Das würde ich schon sagen. Ich wollte immer anführen. Seit dem Studium schon, und dann auch als Cembalistin und Pianistin auf alten Instrumenten. Ich habe gern den Ton angegeben, wollte in eine, meine Richtung vorpreschen. Und so ging es, als ich Anfang 1992 an das Musikinstrumenten-Museum kam sehr schnell. Bald habe ich auch zuerst an der Freien Universität, dann an der Universität der Künste zu unterrichten begonnen. Theorie und Praxis, das war mir stets als Balance wichtig. Und daneben noch die Fliegerei und die Berge. Und so habe ich immer versucht, möglichst viele Konzerte mit und im Museum zu organisieren. Denn bei einem Instrumenten-Museum gehört das einfach dazu.  

Frau in einem Cockpit

Begeisterte Hobbypilotin: Conny Restle. Foto: Privat

Wie hat es Sie eigentlich nach Berlin verschlagen?

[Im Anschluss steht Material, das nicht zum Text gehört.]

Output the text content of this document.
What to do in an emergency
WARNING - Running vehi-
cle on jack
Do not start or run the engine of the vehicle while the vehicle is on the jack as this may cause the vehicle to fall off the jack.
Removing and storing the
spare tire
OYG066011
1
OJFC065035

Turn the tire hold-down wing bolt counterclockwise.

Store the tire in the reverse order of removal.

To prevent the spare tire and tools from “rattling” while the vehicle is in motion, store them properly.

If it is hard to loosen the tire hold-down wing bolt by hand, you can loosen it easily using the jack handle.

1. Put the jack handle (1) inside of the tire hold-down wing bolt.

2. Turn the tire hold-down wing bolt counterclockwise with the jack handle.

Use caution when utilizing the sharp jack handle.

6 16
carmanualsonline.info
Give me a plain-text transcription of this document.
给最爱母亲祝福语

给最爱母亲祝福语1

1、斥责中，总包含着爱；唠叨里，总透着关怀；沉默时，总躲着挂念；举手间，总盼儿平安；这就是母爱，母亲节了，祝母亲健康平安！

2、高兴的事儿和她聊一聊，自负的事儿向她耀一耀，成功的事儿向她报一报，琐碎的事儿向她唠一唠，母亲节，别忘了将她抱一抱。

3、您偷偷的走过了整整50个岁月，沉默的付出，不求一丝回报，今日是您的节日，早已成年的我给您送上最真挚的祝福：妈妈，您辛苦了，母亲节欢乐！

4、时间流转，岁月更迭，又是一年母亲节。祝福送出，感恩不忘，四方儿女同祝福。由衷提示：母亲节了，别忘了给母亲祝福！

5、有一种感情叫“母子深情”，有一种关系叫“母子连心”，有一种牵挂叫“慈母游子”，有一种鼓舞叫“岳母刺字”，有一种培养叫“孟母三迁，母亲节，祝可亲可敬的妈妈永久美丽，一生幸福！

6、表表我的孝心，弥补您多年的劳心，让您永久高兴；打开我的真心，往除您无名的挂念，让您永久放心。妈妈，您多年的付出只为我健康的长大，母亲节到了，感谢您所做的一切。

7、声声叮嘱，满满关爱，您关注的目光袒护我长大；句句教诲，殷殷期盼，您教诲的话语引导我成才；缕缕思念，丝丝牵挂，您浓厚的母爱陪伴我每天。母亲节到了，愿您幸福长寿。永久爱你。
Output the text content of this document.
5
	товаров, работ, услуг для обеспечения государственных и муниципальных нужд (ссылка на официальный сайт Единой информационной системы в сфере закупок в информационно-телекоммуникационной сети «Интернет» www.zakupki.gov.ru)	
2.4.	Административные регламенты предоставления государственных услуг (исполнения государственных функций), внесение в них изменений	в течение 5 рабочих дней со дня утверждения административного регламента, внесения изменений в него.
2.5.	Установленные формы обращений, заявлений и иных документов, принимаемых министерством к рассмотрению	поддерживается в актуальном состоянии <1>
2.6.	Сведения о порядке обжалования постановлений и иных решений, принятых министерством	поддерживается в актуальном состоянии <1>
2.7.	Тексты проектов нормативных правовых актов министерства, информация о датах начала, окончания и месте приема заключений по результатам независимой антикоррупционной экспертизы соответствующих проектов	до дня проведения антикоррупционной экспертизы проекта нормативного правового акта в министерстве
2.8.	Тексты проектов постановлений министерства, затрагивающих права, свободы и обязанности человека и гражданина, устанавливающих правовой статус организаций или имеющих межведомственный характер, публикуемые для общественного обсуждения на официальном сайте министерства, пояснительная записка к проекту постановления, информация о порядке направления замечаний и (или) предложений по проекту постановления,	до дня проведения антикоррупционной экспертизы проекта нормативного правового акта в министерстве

Die Stelle hatte natürlich gelockt. Aber in München war auch eine Entwicklung für mich zu Ende, ich wollte mich verändern und raus aus meinem Kernbereich, dem 16. und 17. Jahrhundert.

 

Welches sind im Haus Ihre Lieblingsstücke?

Das ist aber wirklich schwer zu sagen. Wenn ich drei herausgreifen müsste, dann zunächst mal das Cembalo der Duchesse Yolande de Polinac, das wir 1998 mit lupenreiner Provenienz erwerben konnte. Das ist auch bei alten Instrumenten wichtig. Gebaut hat es 1767 der hochbedeutende Benoist Stehlin. Die Duchesse war die engste Vertraute von Marie Antoinette, hat die gesamte Musik beaufsichtigt, die in den petites Appartements als intime Unterhaltung aufgeführt wurde. Auf diesem Instrument wurde also auch Musikgeschichte geschrieben! Dann natürlich unser Prachtstück, die Mighty Wurlitzer, die größte Kinoorgel in Europa. Einst für Werner von Siemens hergestellt, setzten wir diese Sonderanfertigung heute gern und häufig auch für Konzerte und Stummfilmvorführungen ein. Und dann auf jeden Fall noch der Satz der Naumburger Blasinstrumente, wie ihn kaum jemand in dieser Vollständigkeit besitzt. Sie spielten in der Musik der Renaissance und im Syntagma musicum von von Michael Praetorius eine große Rolle. Die meisten Nachbauten heutiger Gruppen für frühe Alte Musik fußen auf unseren Vorlagen.

 

Ich frage nochmals: Wann wussten Sie, dass jetzt der richtige Abschiedsmoment ist?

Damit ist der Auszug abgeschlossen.